Sasha é uma travesti que faz ponto nas ruas da Glória no Rio de Janeiro. Ela é sequestrada por um homem solitário que construiu um cativeiro em um porão de sua casa: "Sasha está sentada numa poltrona e entreabre as pálpebras inchadas com esforço. Um líquido espesso escorre do seu nariz. A visão é parca. A pouca claridade se esgueira por frestas e arestas ou por baixo de portas. Os olhos se habituam aos poucos à falta de luz. Ela vira a cabeça dolorida e vê a silhueta de um homem sentado à sua frente." Assim tem início a narrativa veloz e cinematográfica que surpreende a cada revelação e prende o leitor até o final.
"Agora, está com trinta e cinco anos, mas na verdade Sasha é bem mais jovem do que aquele corpo. Faz exatos vinte anos que se decalcou do corpo de Murilo. Teve que esperar a mãe morrer, a mãe que tanto amava, teve que enterrá-la para que pudesse trocar de pele. Foi ao velório ainda como homem, mas puxando atrás de si uma mala. Nela, estava a Sasha. Sepultou a mãe e o Murilo na mesma cova. Não voltou para casa. O pai se admirou e a última imagem que tem dele é a de um homem velho e abatido, de pé embaixo do portal com os dizeres 'Aqui todos são iguais'. Quando ele a viu saindo do banheiro feminino da lanchonete que ficava em frente ao cemitério, chegou a pôr a mão no cinto, mas não conseguiu nem chamar o filho pelo nome. Em todo caso, ela já não mais atenderia."
Ao longo do sequestro Sasha vai retomando aos poucos a sua antiga identidade como Murilo, assim como seu corpo original que perde as caracterísitcas femininas. Um relacionamento confuso e instável se estabelece entre os dois personagens e os papéis de vítima e agressor começam a se inverter em um jogo psicológico muito bem construído por Carla Bessa que escapa dos clichés do cinema ao conduzir a narrativa com segurança até o final inesperado.

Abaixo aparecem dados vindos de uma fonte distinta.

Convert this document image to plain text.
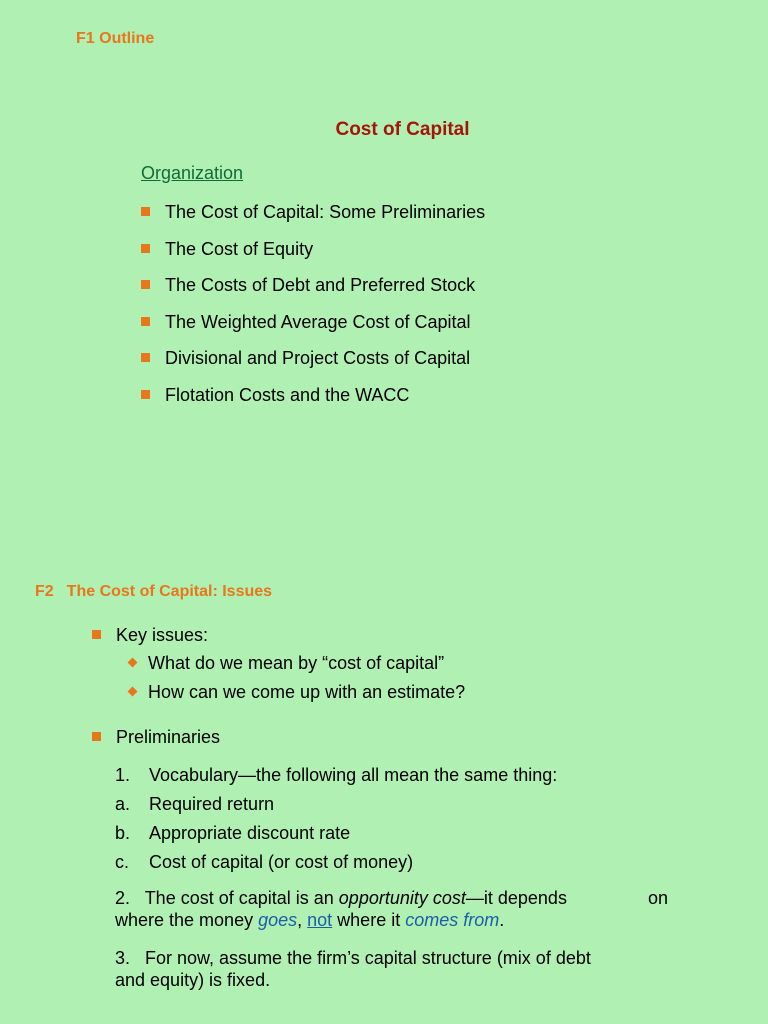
F1 Outline
Cost of Capital
Organization
The Cost of Capital: Some Preliminaries
The Cost of Equity
The Costs of Debt and Preferred Stock
The Weighted Average Cost of Capital
Divisional and Project Costs of Capital
Flotation Costs and the WACC
F2 The Cost of Capital: Issues
Key issues:
What do we mean by “cost of capital”
How can we come up with an estimate?
Preliminaries
1.	Vocabulary—the following all mean the same thing:
a.	Required return
b.	Appropriate discount rate
c.	Cost of capital (or cost of money)
2.   The cost of capital is an opportunity cost—it depends	on
where the money goes, not where it comes from.
3.   For now, assume the firm’s capital structure (mix of debt and equity) is fixed.
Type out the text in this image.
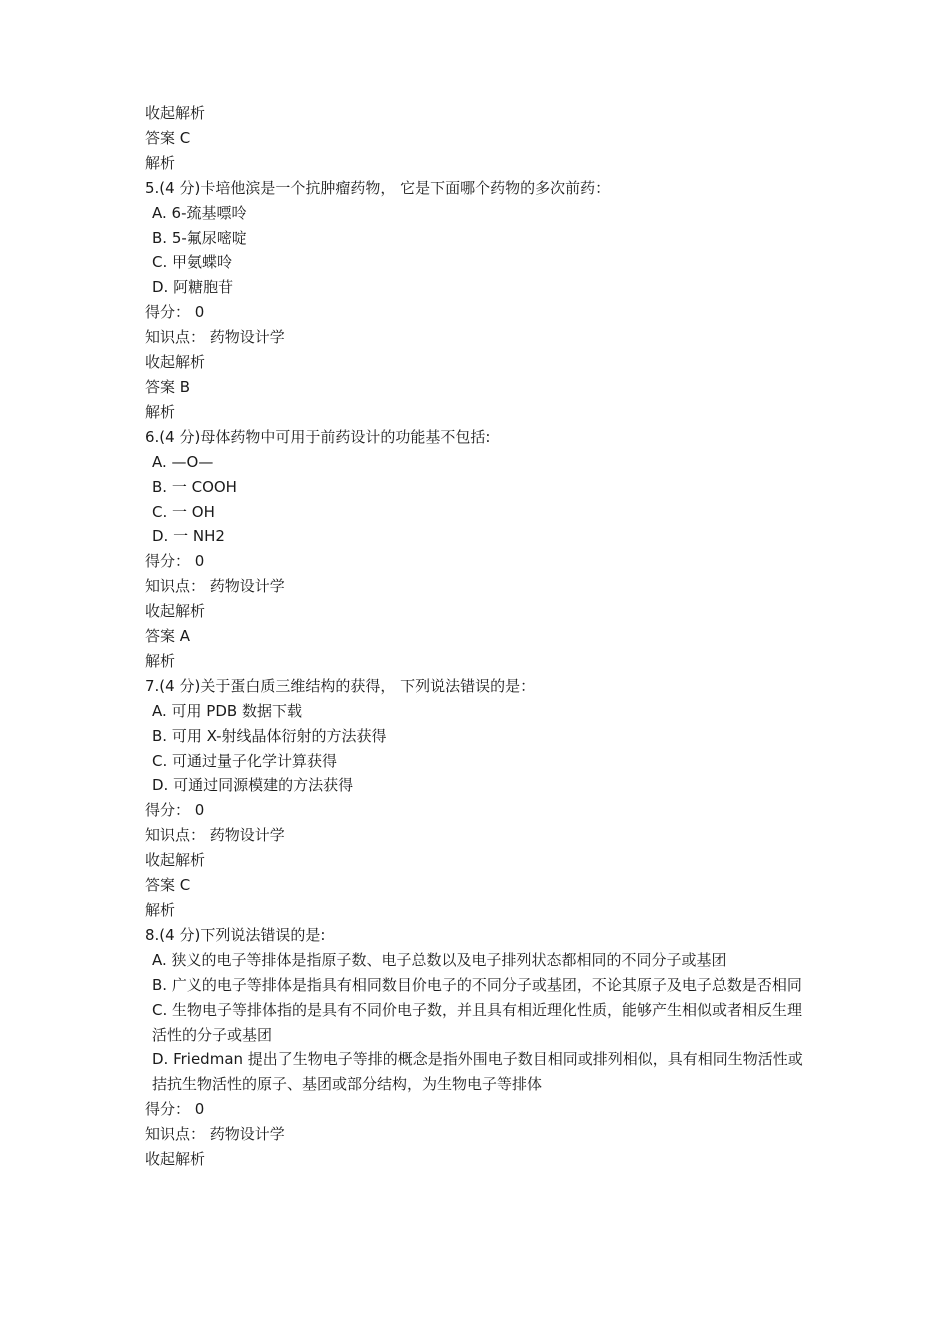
收起解析
答案 C
解析
5.(4 分)卡培他滨是一个抗肿瘤药物， 它是下面哪个药物的多次前药：
A. 6-巯基嘌呤
B. 5-氟尿嘧啶
C. 甲氨蝶呤
D. 阿糖胞苷
得分： 0
知识点： 药物设计学
收起解析
答案 B
解析
6.(4 分)母体药物中可用于前药设计的功能基不包括:
A. —O—
B. 一 COOH
C. 一 OH
D. 一 NH2
得分： 0
知识点： 药物设计学
收起解析
答案 A
解析
7.(4 分)关于蛋白质三维结构的获得， 下列说法错误的是：
A. 可用 PDB 数据下载
B. 可用 X-射线晶体衍射的方法获得
C. 可通过量子化学计算获得
D. 可通过同源模建的方法获得
得分： 0
知识点： 药物设计学
收起解析
答案 C
解析
8.(4 分)下列说法错误的是:
A. 狭义的电子等排体是指原子数、电子总数以及电子排列状态都相同的不同分子或基团
B. 广义的电子等排体是指具有相同数目价电子的不同分子或基团，不论其原子及电子总数是否相同
C. 生物电子等排体指的是具有不同价电子数，并且具有相近理化性质，能够产生相似或者相反生理活性的分子或基团
D. Friedman 提出了生物电子等排的概念是指外围电子数目相同或排列相似，具有相同生物活性或拮抗生物活性的原子、基团或部分结构，为生物电子等排体
得分： 0
知识点： 药物设计学
收起解析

"Ela vive com fome. Aprendeu a desenvolver estratégias para se alimentar melhor. Consegue distraí-lo por alguns segundos, nos quais enfia rapidamente algo na boca. Engole sem mastigar, como os lobos ou os mendigos. Devora. Um instinto animal para comer mais e mais rápido quando não se sabe da próxima refeição. Outro truque é aliciá-lo, seduzi-lo a beber álcool ou deixá-lo confuso com alguma pergunta. Hoje ele abriu uma garrafa de vinho, que toma sozinho, naturalmente. Ela o anima a beber. Já está na terceira taça, quando ela começa a beliscar direto da panela e ele nem nota. Depois do jantar, está levemente embriagado. Diz para ela arrumar toda a cozinha e fica observando e bebendo. Ela trabalha o mais devagar possível. Quando termina, a garrafa está quase no fim e ele, completamente bêbado. É como um abismo. Ela se movimenta com cautela na beirada entre a raiva e o carinho do homem."

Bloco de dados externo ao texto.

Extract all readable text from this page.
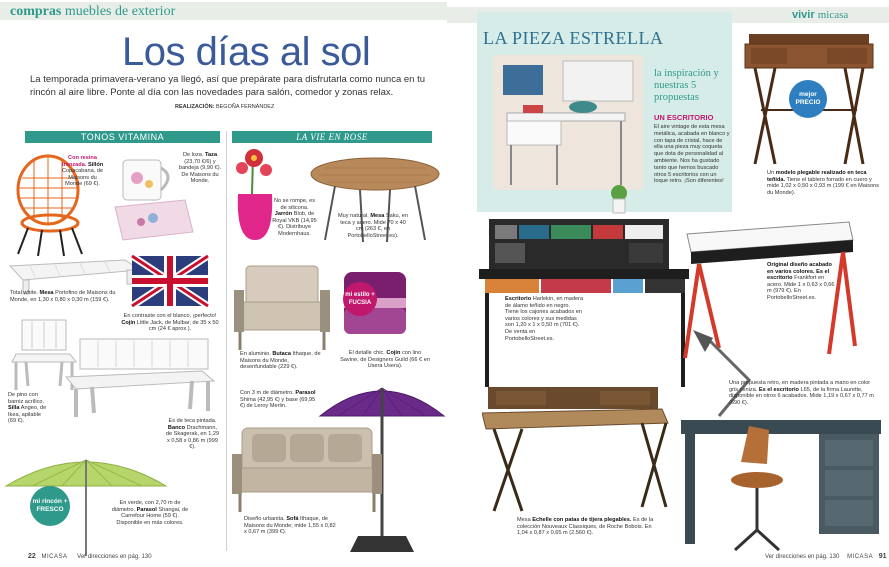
compras muebles de exterior
Los días al sol
La temporada primavera-verano ya llegó, así que prepárate para disfrutarla como nunca en tu rincón al aire libre. Ponte al día con las novedades para salón, comedor y zonas relax.
REALIZACIÓN: BEGOÑA FERNÁNDEZ
TONOS VITAMINA	LA VIE EN ROSE
Con resina trenzada. Sillón Copacabana, de Maisons du Monde (69 €).
De loza. Taza (23,70 €/6) y bandeja (9,90 €). De Maisons du Monde.
No se rompe, es de silicona. Jarrón Blob, de Royal VKB (14,95 €). Distribuye Modernhaus.
Muy natural. Mesa Saku, en teca y acero. Mide 70 x 40 cm (263 €, en PortobelloStreet.es).
Total white. Mesa Portofino de Maisons du Monde, en 1,30 x 0,80 x 0,30 m (159 €).
En contraste con el blanco, ¡perfecto! Cojín Little Jack, de Mulbar, de 35 x 50 cm (24 € aprox.).
De pino con barniz acrílico. Silla Angeo, de Ikea, apilable (69 €).	Es de teca pintada. Banco Drachmann, de Skagerak, en 1,29 x 0,58 x 0,86 m (999 €).
mi rincón + FRESCO
En verde, con 2,70 m de diámetro. Parasol Shangai, de Carrefour Home (59 €). Disponible en más colores.
En aluminio. Butaca Ithaque, de Maisons du Monde, desenfundable (229 €).
mi estilo + FUCSIA
El detalle chic. Cojín con lino Savine, de Designers Guild (66 € en Usera Usera).
Con 3 m de diámetro. Parasol Shima (42,95 €) y base (69,95 €) de Leroy Merlin.
Diseño urbanita. Sofá Ithaque, de Maisons du Monde; mide 1,55 x 0,82 x 0,67 m (399 €).
22 MICASA Ver direcciones en pág. 130
vivir micasa
LA PIEZA ESTRELLA
la inspiración y nuestras 5 propuestas
UN ESCRITORIO
El aire vintage de esta mesa metálica, acabada en blanco y con tapa de cristal, hace de ella una pieza muy coqueta que dota de personalidad al ambiente. Nos ha gustado tanto que hemos buscado otros 5 escritorios con un toque retro. ¡Son diferentes!
mejor PRECIO
Un modelo plegable realizado en teca teñida. Tiene el tablero forrado en cuero y mide 1,02 x 0,50 x 0,93 m (199 € en Maisons du Monde).
Escritorio Harlekin, en madera de álamo teñido en negro. Tiene los cajones acabados en varios colores y sus medidas son 1,20 x 1 x 0,50 m (701 €). De venta en PortobelloStreet.es.
Original diseño acabado en varios colores. Es el escritorio Frankfort en acero. Mide 1 x 0,63 x 0,66 m (979 €). En PortobelloStreet.es.
Mesa Echelle con patas de tijera plegables. Es de la colección Nouveaux Classiques, de Roche Bobois. En 1,04 x 0,87 x 0,65 m (2.560 €).
Una propuesta retro, en madera pintada a mano en color gris ceniza. Es el escritorio L65, de la firma Laurette, disponible en otros 6 acabados. Mide 1,19 x 0,67 x 0,77 m (690 €).
Ver direcciones en pág. 130 MICASA 91
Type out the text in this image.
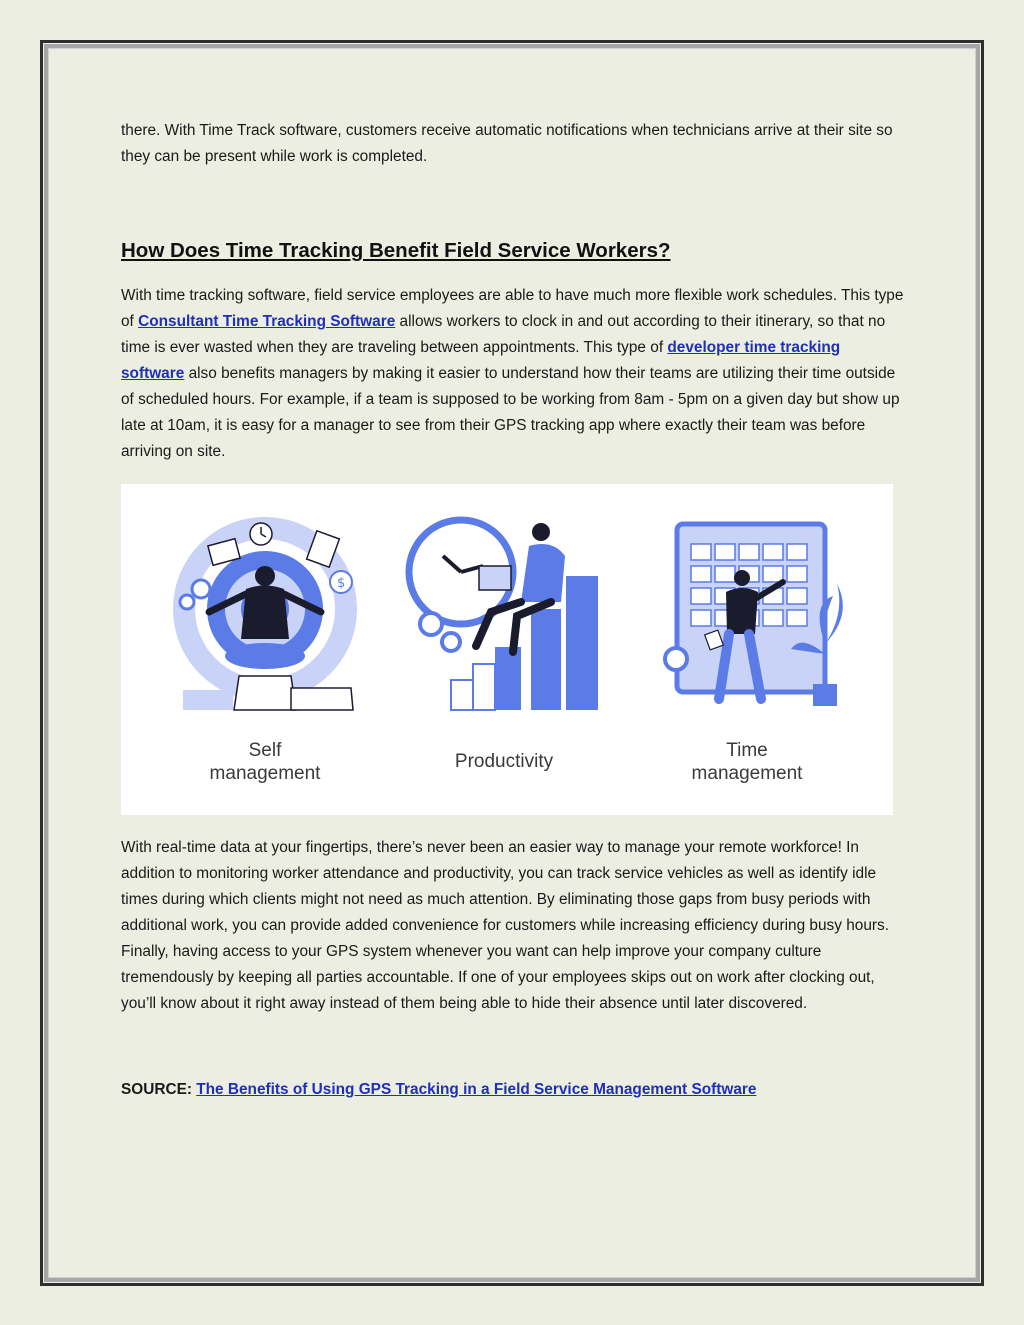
there. With Time Track software, customers receive automatic notifications when technicians arrive at their site so they can be present while work is completed.

How Does Time Tracking Benefit Field Service Workers?

With time tracking software, field service employees are able to have much more flexible work schedules. This type of Consultant Time Tracking Software allows workers to clock in and out according to their itinerary, so that no time is ever wasted when they are traveling between appointments. This type of developer time tracking software also benefits managers by making it easier to understand how their teams are utilizing their time outside of scheduled hours. For example, if a team is supposed to be working from 8am - 5pm on a given day but show up late at 10am, it is easy for a manager to see from their GPS tracking app where exactly their team was before arriving on site.

$
Self
management
Productivity
Time
management

With real-time data at your fingertips, there’s never been an easier way to manage your remote workforce! In addition to monitoring worker attendance and productivity, you can track service vehicles as well as identify idle times during which clients might not need as much attention. By eliminating those gaps from busy periods with additional work, you can provide added convenience for customers while increasing efficiency during busy hours. Finally, having access to your GPS system whenever you want can help improve your company culture tremendously by keeping all parties accountable. If one of your employees skips out on work after clocking out, you’ll know about it right away instead of them being able to hide their absence until later discovered.

SOURCE: The Benefits of Using GPS Tracking in a Field Service Management Software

Sobre a autora: Estudou teatro na UNIRIO e na Casa de Artes de Laranjeiras, no Rio de Janeiro. Em1991 emigrou para a Alemanha onde trabalhou por 15 anos como atriz e diretora de teatro. Hoje, vive entre Berlim e Rio e trabalha como tradutora literária alemão-português do Brasil e escritora. Traduziu importantes nomes da literatura contemporânea alemã para as editoras brasileiras. Como autora, publicou dois livros de contos: em 2017, Aí eu fiquei sem esse filho (Oito e meio) e em 2019, Urubus, pela Confraria do vento. Em 2020, Urubus ganhou o Prêmio Jabuti na categoria Contos e ficou em 2° lugar no Prêmio Biblioteca Nacional. Além disso, publicou contos em antologias e revistas na web e escreve regularmente resenhas para o Jornal Rascunho e para a Capitolina Revista.